CAE do Senado aprova marco de garantias; texto vai ao plenário


Projeto retira possibilidade de penhora do único veículo familiar, mas permite que seja usado em mais de uma operação

A CAE (Comissão de Assuntos Econômicos) do Senado aprovou esta 4ª feira (5 de julho de 2023) ou projeto de lei 4.188 de 2021, conhecido como Regime Jurídico das Garantias. Após concordar como relator, o senador Weverton (PDT-MA), o texto foi aprovado em votação simbólica. Agora, vá para o plenário do Senado.

A aprovação da medida é importante para o governo do Luiz Inácio Lula da Silva (PT) porque seria uma das medidas para baratear ou creditar, segundo ou Ministério das Fazendas. Seria ainda uma forma de reduzir o imposto legal não mercantil, questão central para o ministro fernando haddad.

O Marco Legal das Garantias foi apresentado pelo Executivo ainda durante o governo de Jair Bolsonaro (PL). Enviado em novembro de 2021, o projeto foi aprovado pela Câmara em junho de 2022. Depois, foi para análise do Senado. Com a aprovação do CAE, deve ser votado em plenário da Casa Alta ainda nesta 4ª feira (5 de julho)

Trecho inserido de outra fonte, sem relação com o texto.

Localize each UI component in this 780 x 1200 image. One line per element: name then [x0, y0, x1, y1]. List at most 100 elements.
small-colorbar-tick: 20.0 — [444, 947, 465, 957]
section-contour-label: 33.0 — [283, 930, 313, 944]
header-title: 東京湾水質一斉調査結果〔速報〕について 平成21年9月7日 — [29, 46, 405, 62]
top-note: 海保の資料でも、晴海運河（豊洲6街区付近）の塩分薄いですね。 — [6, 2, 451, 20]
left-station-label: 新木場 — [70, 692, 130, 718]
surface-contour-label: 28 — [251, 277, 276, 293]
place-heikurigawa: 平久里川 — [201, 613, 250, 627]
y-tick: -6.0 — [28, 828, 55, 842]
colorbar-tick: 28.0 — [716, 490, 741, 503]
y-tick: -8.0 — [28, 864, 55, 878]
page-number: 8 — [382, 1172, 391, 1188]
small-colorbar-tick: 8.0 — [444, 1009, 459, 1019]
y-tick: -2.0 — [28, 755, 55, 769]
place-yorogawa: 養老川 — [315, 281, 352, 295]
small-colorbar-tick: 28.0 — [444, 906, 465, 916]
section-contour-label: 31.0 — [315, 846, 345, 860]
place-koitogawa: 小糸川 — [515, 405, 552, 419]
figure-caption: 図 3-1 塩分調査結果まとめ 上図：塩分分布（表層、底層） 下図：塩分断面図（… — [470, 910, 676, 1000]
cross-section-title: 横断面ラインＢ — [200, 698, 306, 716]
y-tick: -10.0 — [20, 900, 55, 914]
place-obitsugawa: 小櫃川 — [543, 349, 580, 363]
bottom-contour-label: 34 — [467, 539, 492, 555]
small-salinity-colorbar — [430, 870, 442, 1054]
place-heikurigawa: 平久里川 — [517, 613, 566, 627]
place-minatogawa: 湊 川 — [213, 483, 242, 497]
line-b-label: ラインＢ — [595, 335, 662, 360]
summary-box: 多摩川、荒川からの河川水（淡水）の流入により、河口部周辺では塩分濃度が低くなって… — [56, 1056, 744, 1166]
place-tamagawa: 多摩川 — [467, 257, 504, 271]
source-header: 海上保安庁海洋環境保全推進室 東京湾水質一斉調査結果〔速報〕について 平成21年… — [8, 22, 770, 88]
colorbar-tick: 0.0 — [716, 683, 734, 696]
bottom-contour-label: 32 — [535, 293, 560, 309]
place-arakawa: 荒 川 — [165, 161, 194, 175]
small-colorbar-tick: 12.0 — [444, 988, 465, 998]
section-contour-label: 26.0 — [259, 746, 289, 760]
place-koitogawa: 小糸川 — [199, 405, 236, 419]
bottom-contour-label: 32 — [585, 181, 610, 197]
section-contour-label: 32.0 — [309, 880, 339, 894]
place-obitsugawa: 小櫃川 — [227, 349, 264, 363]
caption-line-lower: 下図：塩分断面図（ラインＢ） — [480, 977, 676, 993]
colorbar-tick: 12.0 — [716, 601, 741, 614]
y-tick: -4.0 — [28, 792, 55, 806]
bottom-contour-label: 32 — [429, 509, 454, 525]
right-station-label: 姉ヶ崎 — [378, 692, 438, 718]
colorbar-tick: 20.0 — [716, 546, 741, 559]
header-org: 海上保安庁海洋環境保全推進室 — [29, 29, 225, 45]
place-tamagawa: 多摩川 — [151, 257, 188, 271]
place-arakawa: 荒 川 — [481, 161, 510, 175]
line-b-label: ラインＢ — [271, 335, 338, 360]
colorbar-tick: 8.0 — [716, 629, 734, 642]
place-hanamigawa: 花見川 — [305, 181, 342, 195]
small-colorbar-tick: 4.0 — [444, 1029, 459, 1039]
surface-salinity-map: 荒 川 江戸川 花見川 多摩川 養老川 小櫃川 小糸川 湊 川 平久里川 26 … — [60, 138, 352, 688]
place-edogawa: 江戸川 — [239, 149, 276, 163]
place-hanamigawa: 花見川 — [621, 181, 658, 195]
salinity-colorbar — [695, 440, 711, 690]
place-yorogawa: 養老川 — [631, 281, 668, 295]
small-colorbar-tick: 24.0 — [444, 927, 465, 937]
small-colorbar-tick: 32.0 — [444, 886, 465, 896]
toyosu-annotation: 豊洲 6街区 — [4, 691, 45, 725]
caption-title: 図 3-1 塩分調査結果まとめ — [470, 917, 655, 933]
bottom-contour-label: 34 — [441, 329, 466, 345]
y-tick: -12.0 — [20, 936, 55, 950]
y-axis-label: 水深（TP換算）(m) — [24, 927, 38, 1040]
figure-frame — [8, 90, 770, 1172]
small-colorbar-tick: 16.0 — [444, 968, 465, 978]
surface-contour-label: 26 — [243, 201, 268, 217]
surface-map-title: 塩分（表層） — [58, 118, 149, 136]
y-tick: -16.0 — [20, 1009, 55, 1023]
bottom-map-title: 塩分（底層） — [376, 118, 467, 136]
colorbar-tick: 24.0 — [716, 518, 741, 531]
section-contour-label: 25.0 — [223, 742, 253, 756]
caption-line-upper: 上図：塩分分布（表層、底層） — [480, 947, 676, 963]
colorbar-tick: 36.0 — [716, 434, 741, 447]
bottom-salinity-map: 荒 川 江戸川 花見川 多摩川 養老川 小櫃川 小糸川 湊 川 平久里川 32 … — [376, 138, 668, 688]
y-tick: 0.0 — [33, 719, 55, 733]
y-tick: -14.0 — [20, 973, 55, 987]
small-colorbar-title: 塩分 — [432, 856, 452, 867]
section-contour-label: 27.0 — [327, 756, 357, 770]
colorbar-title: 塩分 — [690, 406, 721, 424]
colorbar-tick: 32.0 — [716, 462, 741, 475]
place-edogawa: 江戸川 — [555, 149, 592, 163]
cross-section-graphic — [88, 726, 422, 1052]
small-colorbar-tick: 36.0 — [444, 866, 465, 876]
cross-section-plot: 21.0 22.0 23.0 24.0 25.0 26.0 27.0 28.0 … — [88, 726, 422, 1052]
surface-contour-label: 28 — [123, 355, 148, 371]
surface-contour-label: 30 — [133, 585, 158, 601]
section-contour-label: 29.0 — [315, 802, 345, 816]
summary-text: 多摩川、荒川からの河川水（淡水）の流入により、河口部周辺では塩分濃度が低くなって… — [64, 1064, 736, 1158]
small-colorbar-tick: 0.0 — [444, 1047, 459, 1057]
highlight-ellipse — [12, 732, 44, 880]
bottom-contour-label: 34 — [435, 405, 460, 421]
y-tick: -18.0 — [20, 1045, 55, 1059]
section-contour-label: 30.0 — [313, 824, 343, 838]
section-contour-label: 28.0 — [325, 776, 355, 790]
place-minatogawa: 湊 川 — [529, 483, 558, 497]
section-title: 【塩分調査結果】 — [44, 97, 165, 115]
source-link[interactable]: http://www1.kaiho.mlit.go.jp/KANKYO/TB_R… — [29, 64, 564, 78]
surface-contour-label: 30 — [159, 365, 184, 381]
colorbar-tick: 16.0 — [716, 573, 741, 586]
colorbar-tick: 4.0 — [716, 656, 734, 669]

Weverton reuniu-se como Presidente da Câmara, Arthur Lira (PP-AL), nesta 4ª feira (5 de julho) para falar sobre o tema. “É um projeto tão importante que mostra que mesmo da autoria do governo anterior, ou do atual, além de ser melhor, ter assuntos relacionados que também não estavam em discussão, foi aproveitado em comum acordo com a Câmara para que as pessoas ainda possam processar”, disse o senador.

Na sua passagem para o CAE, ou regime jurídico das garantias, foi quase totalmente alterado. No entanto, um ponto central foi mantido: caso o mesmo imóvel pudesse ser utilizado como garantia para mais de um financiamento. Você está em todo do documento (439 KB).

Um movimento importante no texto é a retirada da possibilidade de cobiçar o único bem de uma família para o pagamento de dividendos. Os deputados permitiram a transação.

Weverton também aceita mudança sugerida pelo senador pedra de jesus (Republicanos-RR) relacionados a cartórios. Na sessão da 3ª feira (4 de julho), o trecho do parecer que permitia aos cartórios a realização de atos jurídicos foi criticado pelo parlamentar.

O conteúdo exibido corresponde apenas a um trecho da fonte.